US Stock markets moved significantly up, a +3.6% (+416.66 points) jump for the Dow Industrial. Biggest in recent years, Impressive, isn’t it? We have loads of money being injected by Federal Reserve to provide additional liquidity to credit markets by lending up to $200 billion in securities to primary dealers in the bond market. Great, where is this money coming from? Taxpayer’s money? Money borrowed from abroad?

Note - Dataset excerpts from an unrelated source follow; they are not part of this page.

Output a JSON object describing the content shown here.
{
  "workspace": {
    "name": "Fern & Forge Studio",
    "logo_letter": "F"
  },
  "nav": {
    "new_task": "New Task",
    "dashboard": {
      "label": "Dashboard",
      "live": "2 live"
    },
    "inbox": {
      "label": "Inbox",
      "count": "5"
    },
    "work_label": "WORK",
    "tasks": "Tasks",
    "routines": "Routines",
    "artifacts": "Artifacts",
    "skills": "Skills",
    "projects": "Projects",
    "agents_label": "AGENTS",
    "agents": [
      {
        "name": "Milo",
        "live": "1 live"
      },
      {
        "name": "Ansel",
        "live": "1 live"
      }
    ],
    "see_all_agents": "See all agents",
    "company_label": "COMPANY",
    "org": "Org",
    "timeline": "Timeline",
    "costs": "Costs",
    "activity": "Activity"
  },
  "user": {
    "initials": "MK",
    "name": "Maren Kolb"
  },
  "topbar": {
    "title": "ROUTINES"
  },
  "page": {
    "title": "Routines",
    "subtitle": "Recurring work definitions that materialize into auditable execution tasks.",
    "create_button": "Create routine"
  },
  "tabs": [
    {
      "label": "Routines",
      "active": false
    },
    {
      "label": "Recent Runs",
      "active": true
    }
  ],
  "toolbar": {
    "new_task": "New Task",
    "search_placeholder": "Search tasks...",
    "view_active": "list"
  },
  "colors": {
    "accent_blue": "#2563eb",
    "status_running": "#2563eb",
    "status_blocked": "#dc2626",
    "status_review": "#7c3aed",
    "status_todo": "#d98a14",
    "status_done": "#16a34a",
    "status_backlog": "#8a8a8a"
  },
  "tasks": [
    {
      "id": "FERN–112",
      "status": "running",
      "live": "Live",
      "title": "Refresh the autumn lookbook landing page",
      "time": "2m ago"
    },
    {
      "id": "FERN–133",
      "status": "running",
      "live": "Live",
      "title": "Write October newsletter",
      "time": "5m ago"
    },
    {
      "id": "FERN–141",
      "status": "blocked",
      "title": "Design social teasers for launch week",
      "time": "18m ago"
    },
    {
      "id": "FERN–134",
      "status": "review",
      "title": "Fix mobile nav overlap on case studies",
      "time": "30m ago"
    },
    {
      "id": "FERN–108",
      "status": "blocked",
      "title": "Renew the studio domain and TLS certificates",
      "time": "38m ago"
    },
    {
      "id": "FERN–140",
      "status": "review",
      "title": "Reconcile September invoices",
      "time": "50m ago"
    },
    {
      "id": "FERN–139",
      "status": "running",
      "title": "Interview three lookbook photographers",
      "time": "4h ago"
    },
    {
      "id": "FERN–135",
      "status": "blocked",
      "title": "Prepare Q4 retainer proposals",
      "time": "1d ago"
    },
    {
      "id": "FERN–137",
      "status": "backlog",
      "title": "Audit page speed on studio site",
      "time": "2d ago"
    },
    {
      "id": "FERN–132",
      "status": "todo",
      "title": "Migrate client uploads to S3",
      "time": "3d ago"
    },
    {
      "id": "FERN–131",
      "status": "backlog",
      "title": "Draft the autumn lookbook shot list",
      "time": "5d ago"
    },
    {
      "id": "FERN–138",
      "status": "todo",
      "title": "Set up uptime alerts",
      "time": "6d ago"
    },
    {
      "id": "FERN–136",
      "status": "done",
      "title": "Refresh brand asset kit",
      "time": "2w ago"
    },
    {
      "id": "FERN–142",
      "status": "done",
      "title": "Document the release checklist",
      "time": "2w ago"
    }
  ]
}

According to the Treasuries securities outstanding, $9,358,051,000 as Feb 29th and as per the debt clock maintained by Brillig, the Outstanding Public Debt as of 12 Mar 2008 at 07:38:50 AM GMT is US$ 9, 399, 107, 902,039. The estimated population of the United States is 303,606,878 so each citizen’s share of this debt is $30,957.82.You can do all sorts of the “bearish” and “painful’ day kinda analysis, but the point is how are going to serve the cost of carrying this debt without making some fundamental changes to the way business is done? I don’t think this will happen overnight and think it requires a complete process, a well carved out plan but before that The US needs to start growing again and for that Uncle Ben is doing the best he can in the current circumstances.
Don’t miss the Japanese Economy and Yen’s strength report. Japan is finally awakening and the Yen is expected to 98 level by Mid June according to Bank of America Forecast. As interesting as it gets! is a interest rate increase in the cards? A year ago, I had mentioned that when you develop a perspective about US markets, don’t ignore how Japan is doing. I don’t have facts & figures (if you have I would appreciate) but I do have hypothesis that money is borrowed from Japan for a lower rate and being invested into emerging (high yield) markets. Any rate increase will increase the borrowing cost and hence may not be positive for the markets. If you are looking for a co-relation between Japanese Yen and US stock market, check out Kevin’s market blog, he has got some good stuff on this. Thanks Kevin for this work, I think it’s a great insight and gives me data for my hypothesis.
I am not convinced with the current rally yet but who am I to argue with Mr Market. In fact no one can. So we just need to make sure that we are protected and take time to carve out strategies that can allow us to wither current volatilities. Even though markets have rallied, my own view is not to be fooled by it and go long yet. It needs to prove first that it has substance and Iam on the lookout for the “follow through” day to confirm if in deed this was the bottom.
An interesting fun fact from Bankrate, in-spite of all the rate cuts, 30Yr fixed mortgage rates stands almost where those were 6months ago.
Checkout investment outlook for Mar 2008 by Bill Gross, Recession, Far More Foreclosures, and Eventually, Commodity Weakness, an interesting read by John Hussman of Hussman Funds . It too much for one day, but read and digest it, it will reveal some interesting insights.
Have fun and prepare for “volatile” 7 days ahead before March Option Expiration.